Manger végétarien fait-il (vraiment) maigrir ?

Supprimer la viande et le poisson pour perdre du poids, est-ce une bonne idée ? Le point sur un régime tendance, et ses vrais effets sur nos kilos.

 

 

Le régime végétarien consiste à éliminer de son alimentation la viande, la volaille et le poisson, tout en continuant de consommer quelques produits animaux comme les œufs et produits laitiers (et/ou fromages).

 

 

 

Si ses bienfaits sur l’espérance de vie et la tension artérielle sont établis, plusieurs études ont également montré que « le végé » permettrait de perdre du poids, sans même avoir besoin de réduire  ses apports énergétiques quotidiens (c’est-à-dire le nombre de calories ingérées). Une étude américaine (sur plus de 700 personnes) a ainsi chiffré la perte de poids, l’estimant entre 3 et 5 kg dans l’année.

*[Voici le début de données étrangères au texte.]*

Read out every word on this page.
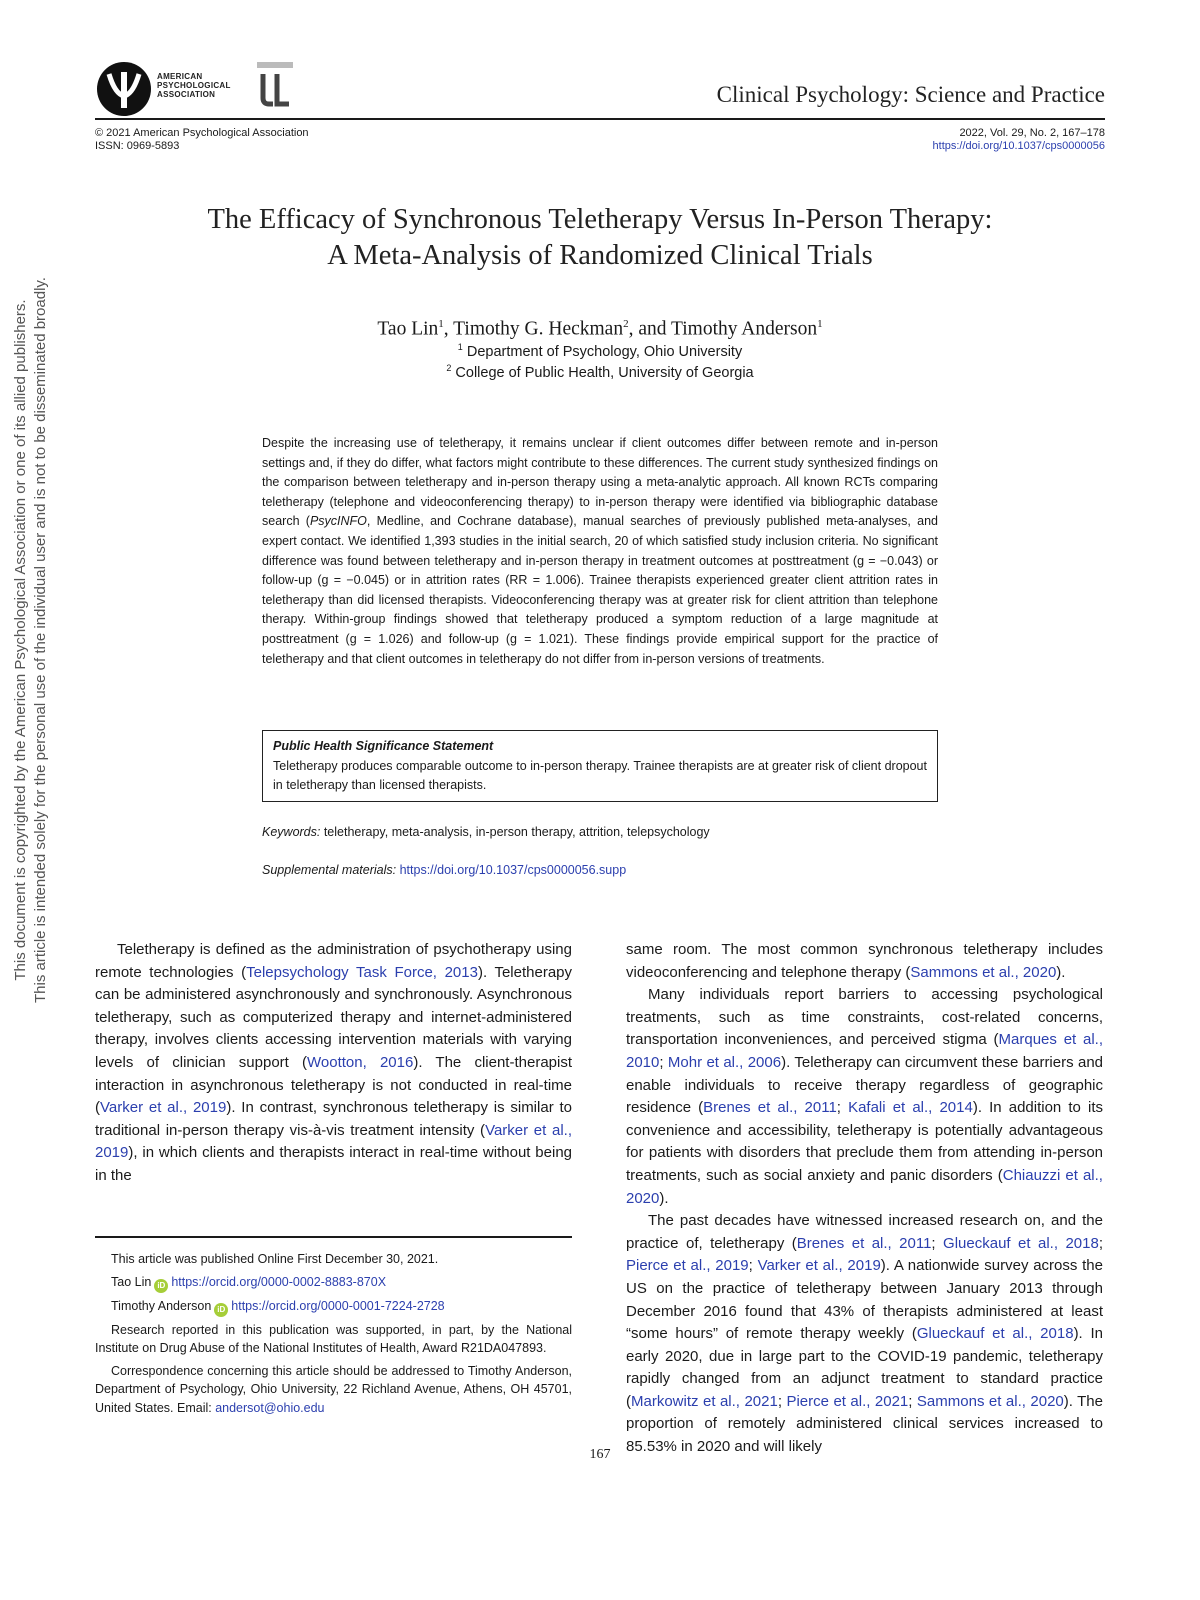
This document is copyrighted by the American Psychological Association or one of its allied publishers. This article is intended solely for the personal use of the individual user and is not to be disseminated broadly.
AMERICAN
PSYCHOLOGICAL
ASSOCIATION	Clinical Psychology: Science and Practice
© 2021 American Psychological Association
ISSN: 0969-5893
2022, Vol. 29, No. 2, 167–178
https://doi.org/10.1037/cps0000056
The Efficacy of Synchronous Teletherapy Versus In-Person Therapy:
A Meta-Analysis of Randomized Clinical Trials
Tao Lin$^1$, Timothy G. Heckman$^2$, and Timothy Anderson$^1$
$^1$ Department of Psychology, Ohio University
$^2$ College of Public Health, University of Georgia
Despite the increasing use of teletherapy, it remains unclear if client outcomes differ between remote and in-person settings and, if they do differ, what factors might contribute to these differences. The current study synthesized findings on the comparison between teletherapy and in-person therapy using a meta-analytic approach. All known RCTs comparing teletherapy (telephone and videoconferencing therapy) to in-person therapy were identified via bibliographic database search (PsycINFO, Medline, and Cochrane database), manual searches of previously published meta-analyses, and expert contact. We identified 1,393 studies in the initial search, 20 of which satisfied study inclusion criteria. No significant difference was found between teletherapy and in-person therapy in treatment outcomes at posttreatment (g = −0.043) or follow-up (g = −0.045) or in attrition rates (RR = 1.006). Trainee therapists experienced greater client attrition rates in teletherapy than did licensed therapists. Videoconferencing therapy was at greater risk for client attrition than telephone therapy. Within-group findings showed that teletherapy produced a symptom reduction of a large magnitude at posttreatment (g = 1.026) and follow-up (g = 1.021). These findings provide empirical support for the practice of teletherapy and that client outcomes in teletherapy do not differ from in-person versions of treatments.
Public Health Significance Statement
Teletherapy produces comparable outcome to in-person therapy. Trainee therapists are at greater risk of client dropout in teletherapy than licensed therapists.
Keywords: teletherapy, meta-analysis, in-person therapy, attrition, telepsychology
Supplemental materials: https://doi.org/10.1037/cps0000056.supp

Teletherapy is defined as the administration of psychotherapy using remote technologies (Telepsychology Task Force, 2013). Teletherapy can be administered asynchronously and synchronously. Asynchronous teletherapy, such as computerized therapy and internet-administered therapy, involves clients accessing intervention materials with varying levels of clinician support (Wootton, 2016). The client-therapist interaction in asynchronous teletherapy is not conducted in real-time (Varker et al., 2019). In contrast, synchronous teletherapy is similar to traditional in-person therapy vis-à-vis treatment intensity (Varker et al., 2019), in which clients and therapists interact in real-time without being in the

same room. The most common synchronous teletherapy includes videoconferencing and telephone therapy (Sammons et al., 2020).

Many individuals report barriers to accessing psychological treatments, such as time constraints, cost-related concerns, transportation inconveniences, and perceived stigma (Marques et al., 2010; Mohr et al., 2006). Teletherapy can circumvent these barriers and enable individuals to receive therapy regardless of geographic residence (Brenes et al., 2011; Kafali et al., 2014). In addition to its convenience and accessibility, teletherapy is potentially advantageous for patients with disorders that preclude them from attending in-person treatments, such as social anxiety and panic disorders (Chiauzzi et al., 2020).

The past decades have witnessed increased research on, and the practice of, teletherapy (Brenes et al., 2011; Glueckauf et al., 2018; Pierce et al., 2019; Varker et al., 2019). A nationwide survey across the US on the practice of teletherapy between January 2013 through December 2016 found that 43% of therapists administered at least “some hours” of remote therapy weekly (Glueckauf et al., 2018). In early 2020, due in large part to the COVID-19 pandemic, teletherapy rapidly changed from an adjunct treatment to standard practice (Markowitz et al., 2021; Pierce et al., 2021; Sammons et al., 2020). The proportion of remotely administered clinical services increased to 85.53% in 2020 and will likely

This article was published Online First December 30, 2021.
Tao Lin iD https://orcid.org/0000-0002-8883-870X
Timothy Anderson iD https://orcid.org/0000-0001-7224-2728
Research reported in this publication was supported, in part, by the National Institute on Drug Abuse of the National Institutes of Health, Award R21DA047893.
Correspondence concerning this article should be addressed to Timothy Anderson, Department of Psychology, Ohio University, 22 Richland Avenue, Athens, OH 45701, United States. Email: andersot@ohio.edu
167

Il ne faut donc pas en attendre une modification majeure de la silhouette, sauf si on mangeait vraiment très mal et déséquilibré avant.

 

 

 

De vraies erreurs à éviter

 

 

  • On ne perdra pas de poids avec un régime végétarien si on se contente d’écarter la viande et le poisson de son assiette, mais qu’on reprend deux fois des pâtes, du riz (ou des frites !), du fromage avec du pain, ou du dessert ! Au contraire, augmenter ainsi, parfois fortement, la ration de féculents et autres sucres (glucides) pour se sentir rassasiée risque même de faire grimper la balance ! Echec garanti.

 

 

 

  • On ne maigrira pas non plus si on continue à consommer de la junk food (un kebab végétarien reste un kebab !), des sodas, sucreries et des plats transformés même sans viande (pâtes aux fromages toutes prêtes à réchauffer par exemple, ou faux cordons-bleus) : manger végétarien relève d’une vraie démarche qualitative sinon, l’alimentation reste déséquilibrée et on ne maigrit pas.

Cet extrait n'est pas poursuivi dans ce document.